Mike Troughton was a genuine all rounder, who served the discipline, his University and Ontario well in many roles as researcher, teacher, administrator and colleague throughout a long and distinguished career. He was the personification of integrity, a feisty proponent for the causes he believed in and consistently championed the need and value of studies in Ontario. He was honoured by the AAG’s Contemporary Agriculture and Land Use Group’s J. Fraser Hart Award for research excellence and by a Doctor of Laws degree from Dalhousie University in Nova Scotia. In 2003 he was presented with the CAGONT award for Service to Geography in Ontario in recognition of his achievements in the province where he lived, worked and taught, contributing substantively to our knowledge of the rural (and urban) landscape.

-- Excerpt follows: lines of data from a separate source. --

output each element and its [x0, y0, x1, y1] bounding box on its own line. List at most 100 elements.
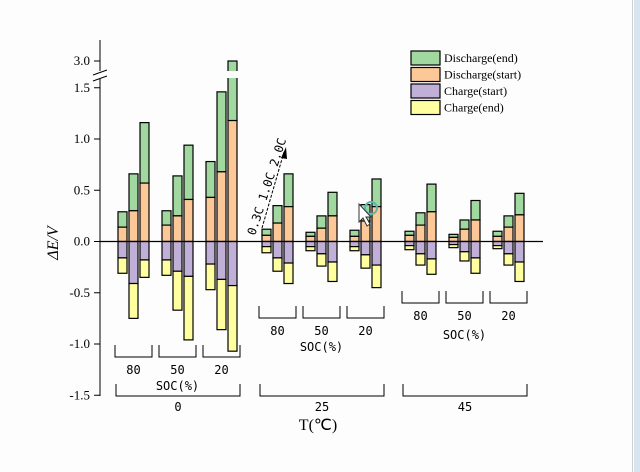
soc-bracket: [401, 291, 440, 304]
soc-label: 20: [501, 309, 515, 323]
axis-break-mark: [92, 69, 108, 76]
bar-discharge-start: [172, 215, 183, 243]
soc-label: 20: [358, 324, 372, 338]
bar-discharge-start: [492, 235, 503, 243]
soc-label: 50: [314, 324, 328, 338]
temperature-label: 25: [315, 400, 329, 414]
bar-charge-end: [261, 246, 272, 254]
legend-swatch: [410, 50, 441, 66]
bar-discharge-start: [415, 224, 426, 243]
bar-charge-end: [272, 257, 283, 272]
bar-discharge-end: [349, 229, 360, 237]
bar-charge-start: [227, 240, 238, 287]
legend-label: Charge(start): [444, 84, 507, 98]
bar-discharge-end: [117, 211, 128, 228]
bar-discharge-end: [459, 219, 470, 230]
soc-bracket: [489, 291, 528, 304]
bar-charge-end: [426, 258, 437, 275]
bar-discharge-start: [161, 224, 172, 243]
soc-label: 50: [170, 363, 184, 377]
bar-charge-end: [161, 259, 172, 276]
bar-discharge-end: [503, 215, 514, 228]
soc-bracket: [158, 345, 197, 358]
bar-discharge-end: [415, 212, 426, 226]
bar-discharge-end: [514, 192, 525, 216]
bar-discharge-start: [349, 235, 360, 243]
bar-charge-end: [415, 253, 426, 266]
bar-charge-start: [360, 240, 371, 256]
busy-ring-icon: [364, 201, 378, 215]
y-axis-title: ΔE/V: [45, 224, 62, 261]
bar-discharge-end: [227, 60, 238, 122]
bar-discharge-start: [503, 226, 514, 243]
bar-discharge-end: [327, 191, 338, 217]
bar-charge-end: [514, 261, 525, 283]
y-tick-label: 0.5: [74, 182, 90, 197]
bar-charge-start: [492, 240, 503, 247]
bar-charge-end: [448, 243, 459, 249]
soc-bracket: [346, 306, 385, 319]
bar-charge-start: [183, 240, 194, 277]
bar-discharge-end: [272, 205, 283, 224]
annotation-arrow-line: [261, 151, 285, 229]
y-tick-label: 0.0: [74, 234, 90, 249]
bar-discharge-end: [305, 231, 316, 237]
bar-discharge-end: [492, 230, 503, 237]
soc-label: 80: [126, 363, 140, 377]
bar-discharge-start: [404, 234, 415, 243]
bar-charge-end: [227, 284, 238, 352]
bar-discharge-end: [216, 91, 227, 173]
temperature-bracket: [259, 384, 385, 397]
bar-discharge-start: [470, 219, 481, 243]
bar-charge-start: [283, 240, 294, 264]
soc-label: 80: [413, 309, 427, 323]
bar-charge-end: [216, 278, 227, 331]
bar-charge-end: [371, 264, 382, 289]
bar-discharge-start: [459, 228, 470, 243]
bar-charge-start: [161, 240, 172, 261]
bar-charge-end: [316, 253, 327, 267]
bar-discharge-end: [283, 173, 294, 208]
soc-bracket: [202, 345, 241, 358]
bar-charge-start: [261, 240, 272, 248]
window-border: [632, 0, 633, 472]
bar-charge-start: [349, 240, 360, 248]
bar-charge-end: [503, 253, 514, 266]
bar-discharge-start: [261, 234, 272, 243]
bar-charge-start: [503, 240, 514, 255]
bar-charge-end: [327, 261, 338, 283]
bar-charge-start: [415, 240, 426, 255]
soc-label: 50: [457, 309, 471, 323]
bar-charge-end: [139, 259, 150, 278]
soc-bracket: [258, 306, 297, 319]
bar-charge-start: [316, 240, 327, 255]
bar-charge-end: [283, 262, 294, 285]
bar-discharge-end: [404, 230, 415, 236]
bar-charge-start: [205, 240, 216, 265]
bar-discharge-start: [216, 171, 227, 243]
temperature-bracket: [115, 384, 241, 397]
window-edge: [634, 0, 640, 472]
x-axis-title: T(℃): [299, 417, 337, 434]
bar-charge-start: [371, 240, 382, 266]
bar-discharge-start: [227, 119, 238, 243]
bar-discharge-start: [117, 226, 128, 243]
bar-discharge-end: [426, 183, 437, 213]
bar-discharge-start: [205, 196, 216, 243]
bar-charge-start: [426, 240, 437, 260]
legend-label: Discharge(end): [444, 51, 518, 65]
bar-charge-end: [492, 245, 503, 250]
bar-discharge-start: [514, 214, 525, 243]
bar-charge-end: [360, 254, 371, 269]
bar-discharge-end: [128, 173, 139, 212]
soc-bracket: [445, 291, 484, 304]
legend-swatch: [410, 99, 441, 116]
bar-charge-end: [305, 246, 316, 252]
bar-discharge-start: [448, 236, 459, 243]
legend-swatch: [410, 83, 441, 99]
mouse-cursor-icon: [358, 201, 378, 227]
bar-charge-start: [128, 240, 139, 285]
temperature-label: 45: [458, 400, 472, 414]
legend-swatch: [410, 66, 441, 83]
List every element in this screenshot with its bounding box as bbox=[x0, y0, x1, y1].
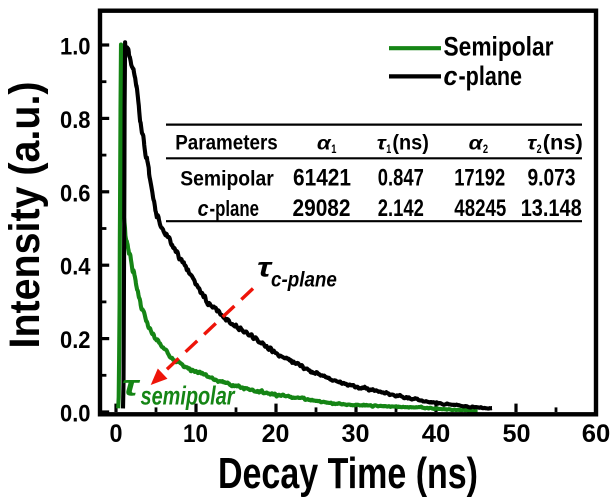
svg-text:Decay Time (ns): Decay Time (ns) bbox=[218, 449, 478, 498]
svg-text:c-plane: c-plane bbox=[271, 267, 337, 291]
svg-text:60: 60 bbox=[582, 420, 611, 448]
svg-text:2.142: 2.142 bbox=[378, 195, 424, 222]
svg-text:0.2: 0.2 bbox=[60, 327, 91, 354]
svg-text:τ: τ bbox=[122, 370, 141, 403]
svg-text:Intensity (a.u.): Intensity (a.u.) bbox=[1, 82, 49, 349]
svg-text:2: 2 bbox=[537, 142, 542, 156]
svg-text:0.847: 0.847 bbox=[378, 165, 424, 192]
svg-text:20: 20 bbox=[262, 420, 290, 448]
svg-text:1: 1 bbox=[331, 142, 336, 156]
svg-text:0: 0 bbox=[110, 420, 123, 448]
svg-text:29082: 29082 bbox=[293, 195, 351, 222]
svg-text:2: 2 bbox=[483, 142, 488, 156]
svg-text:0.0: 0.0 bbox=[60, 401, 91, 428]
svg-text:40: 40 bbox=[422, 420, 451, 448]
svg-text:0.6: 0.6 bbox=[60, 180, 91, 207]
svg-text:(ns): (ns) bbox=[392, 131, 429, 155]
svg-text:0.4: 0.4 bbox=[60, 254, 91, 281]
svg-text:-plane: -plane bbox=[210, 196, 260, 221]
svg-text:9.073: 9.073 bbox=[528, 165, 576, 192]
svg-text:48245: 48245 bbox=[454, 195, 506, 222]
svg-text:Semipolar: Semipolar bbox=[444, 31, 554, 61]
svg-text:c: c bbox=[198, 196, 209, 221]
svg-text:0.8: 0.8 bbox=[60, 107, 91, 134]
svg-text:semipolar: semipolar bbox=[141, 380, 236, 410]
svg-text:Semipolar: Semipolar bbox=[180, 167, 274, 191]
svg-text:τ: τ bbox=[527, 134, 537, 155]
svg-text:1: 1 bbox=[386, 142, 391, 156]
svg-text:Parameters: Parameters bbox=[175, 131, 278, 155]
svg-text:13.148: 13.148 bbox=[521, 195, 582, 222]
svg-text:τ: τ bbox=[257, 252, 273, 283]
svg-text:α: α bbox=[317, 134, 332, 155]
svg-text:61421: 61421 bbox=[293, 165, 351, 192]
svg-text:1.0: 1.0 bbox=[60, 34, 91, 61]
svg-text:17192: 17192 bbox=[454, 165, 505, 192]
svg-text:c: c bbox=[444, 61, 458, 91]
svg-text:τ: τ bbox=[377, 134, 387, 155]
svg-text:30: 30 bbox=[342, 420, 370, 448]
svg-text:-plane: -plane bbox=[459, 61, 523, 91]
svg-text:10: 10 bbox=[183, 420, 208, 448]
svg-text:(ns): (ns) bbox=[543, 131, 583, 155]
svg-text:50: 50 bbox=[503, 420, 531, 448]
svg-text:α: α bbox=[469, 134, 484, 155]
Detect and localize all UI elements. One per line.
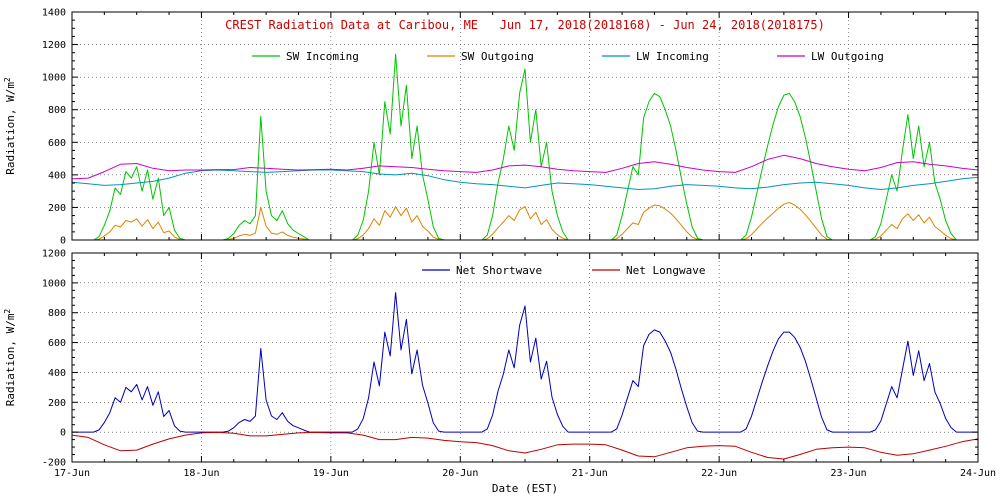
x-tick-label: 22-Jun xyxy=(701,468,737,479)
legend-label-net-shortwave: Net Shortwave xyxy=(456,264,542,277)
y-tick-label: 1200 xyxy=(42,249,66,260)
y-tick-label: 800 xyxy=(48,105,66,116)
legend-label-lw-incoming: LW Incoming xyxy=(636,50,709,63)
y-tick-label: 600 xyxy=(48,138,66,149)
x-tick-label: 17-Jun xyxy=(54,468,90,479)
x-tick-label: 18-Jun xyxy=(183,468,219,479)
x-tick-label: 24-Jun xyxy=(960,468,996,479)
legend-label-net-longwave: Net Longwave xyxy=(626,264,705,277)
chart-title: CREST Radiation Data at Caribou, ME Jun … xyxy=(225,18,825,32)
y-tick-label: 800 xyxy=(48,308,66,319)
series-net-shortwave xyxy=(72,292,978,433)
y-tick-label: -200 xyxy=(42,458,66,469)
x-tick-label: 21-Jun xyxy=(572,468,608,479)
y-axis-label: Radiation, W/m2 xyxy=(3,77,17,175)
y-tick-label: 400 xyxy=(48,170,66,181)
y-tick-label: 1200 xyxy=(42,40,66,51)
y-tick-label: 1000 xyxy=(42,73,66,84)
x-tick-label: 19-Jun xyxy=(313,468,349,479)
series-net-longwave xyxy=(71,431,979,460)
y-tick-label: 1000 xyxy=(42,278,66,289)
series-lw-outgoing xyxy=(71,154,979,180)
y-tick-label: 1400 xyxy=(42,8,66,19)
y-tick-label: 0 xyxy=(60,236,66,247)
y-axis-label: Radiation, W/m2 xyxy=(3,309,17,407)
y-tick-label: 0 xyxy=(60,428,66,439)
legend-label-lw-outgoing: LW Outgoing xyxy=(811,50,884,63)
series-lw-incoming xyxy=(71,169,979,190)
x-tick-label: 20-Jun xyxy=(442,468,478,479)
legend-label-sw-outgoing: SW Outgoing xyxy=(461,50,534,63)
x-tick-label: 23-Jun xyxy=(831,468,867,479)
y-tick-label: 200 xyxy=(48,203,66,214)
y-tick-label: 400 xyxy=(48,368,66,379)
legend-label-sw-incoming: SW Incoming xyxy=(286,50,359,63)
y-tick-label: 200 xyxy=(48,398,66,409)
x-axis-label: Date (EST) xyxy=(492,482,558,495)
y-tick-label: 600 xyxy=(48,338,66,349)
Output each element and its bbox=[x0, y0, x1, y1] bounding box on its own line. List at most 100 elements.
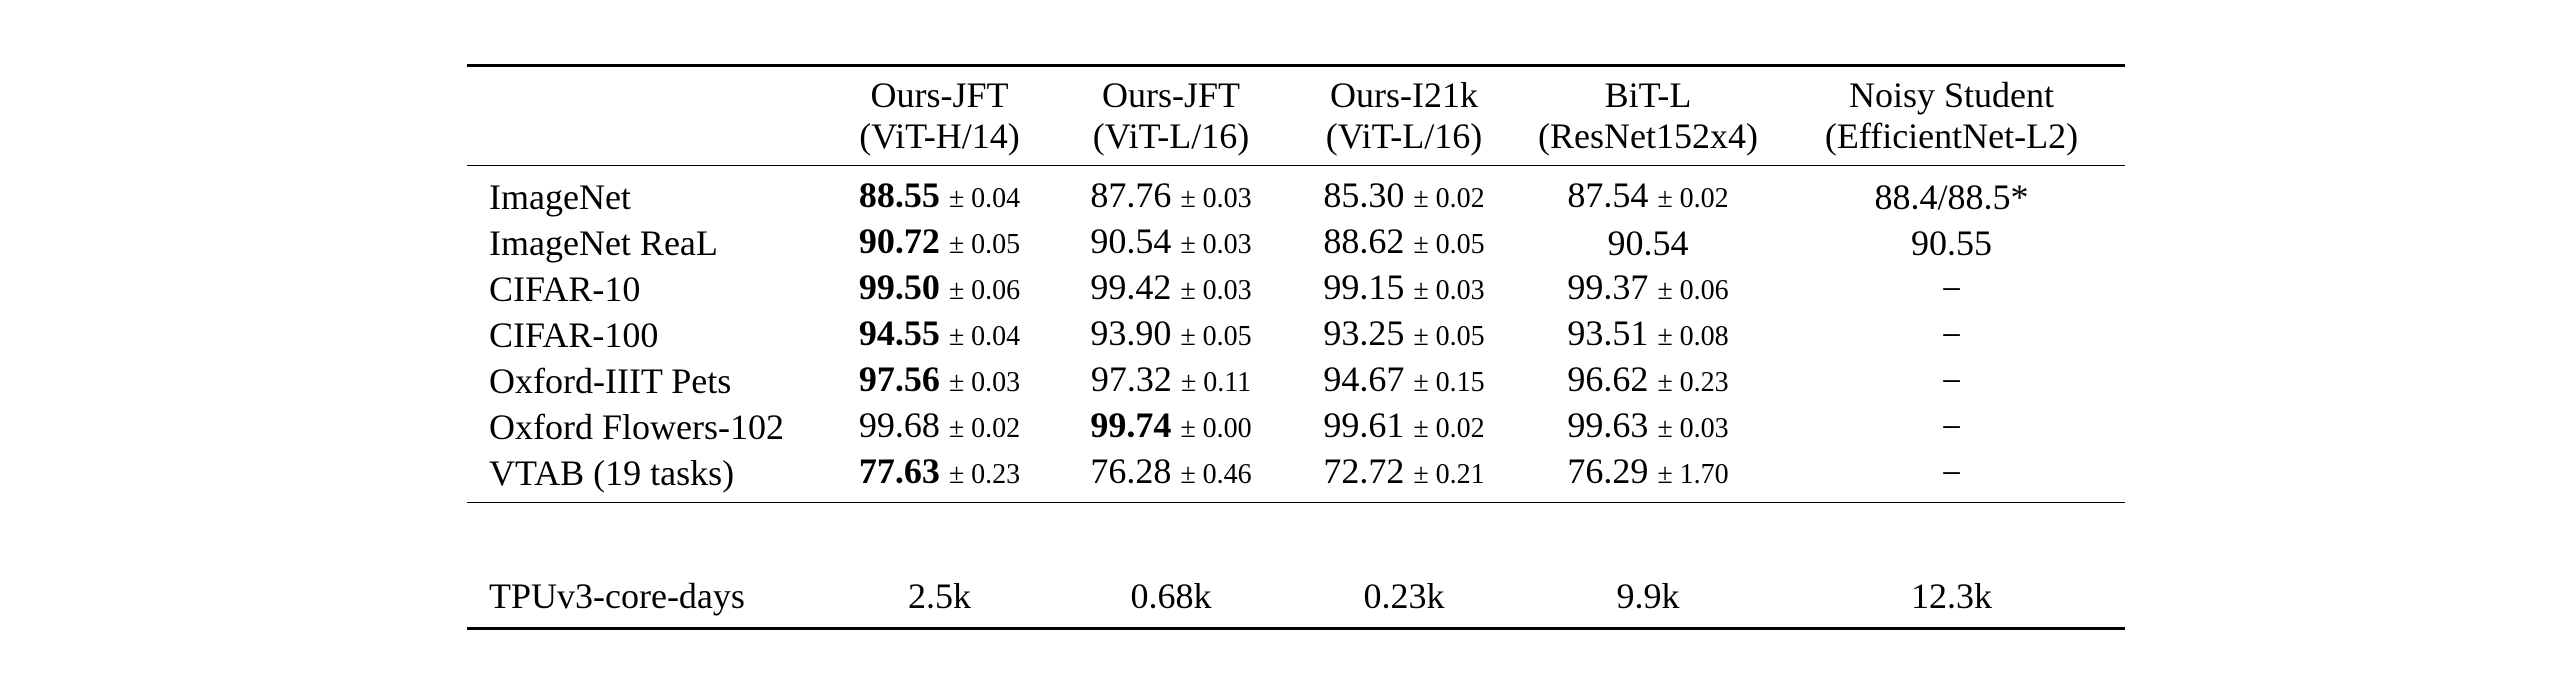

Mike’s sudden death is a great loss to the Department, his friends, family and colleagues. Although “retired” in 2005 he led a departmental field camp in 2006 and worked most days in the department until the beginning of this year. When his illness was diagnosed, his primary academic concern was to complete the book he was preparing on the architectural heritage of the Thames River basin and to put in place funds to ensure its publication. For many years Mike and Ulla’s home has been a welcoming haven for faculty and students alike. With Mike’s death a generation in the Department passes: the new team will sorely miss his sage advice, insight, trivia questions, infectious laugh and sense of humour.
Messages of condolence and support for Ulla and Mike’s family may be sent to Donohue@donohuefuneralhome.ca. If desired, memorial donations may be made to the "Michael Troughton Graduate Bursary Fund" c/o Donna Swanson, Foundation Western, Rm. 11, Alumni Hall, UWO, London, Ontario N6A5B9 (cheques payable to Foundation Western).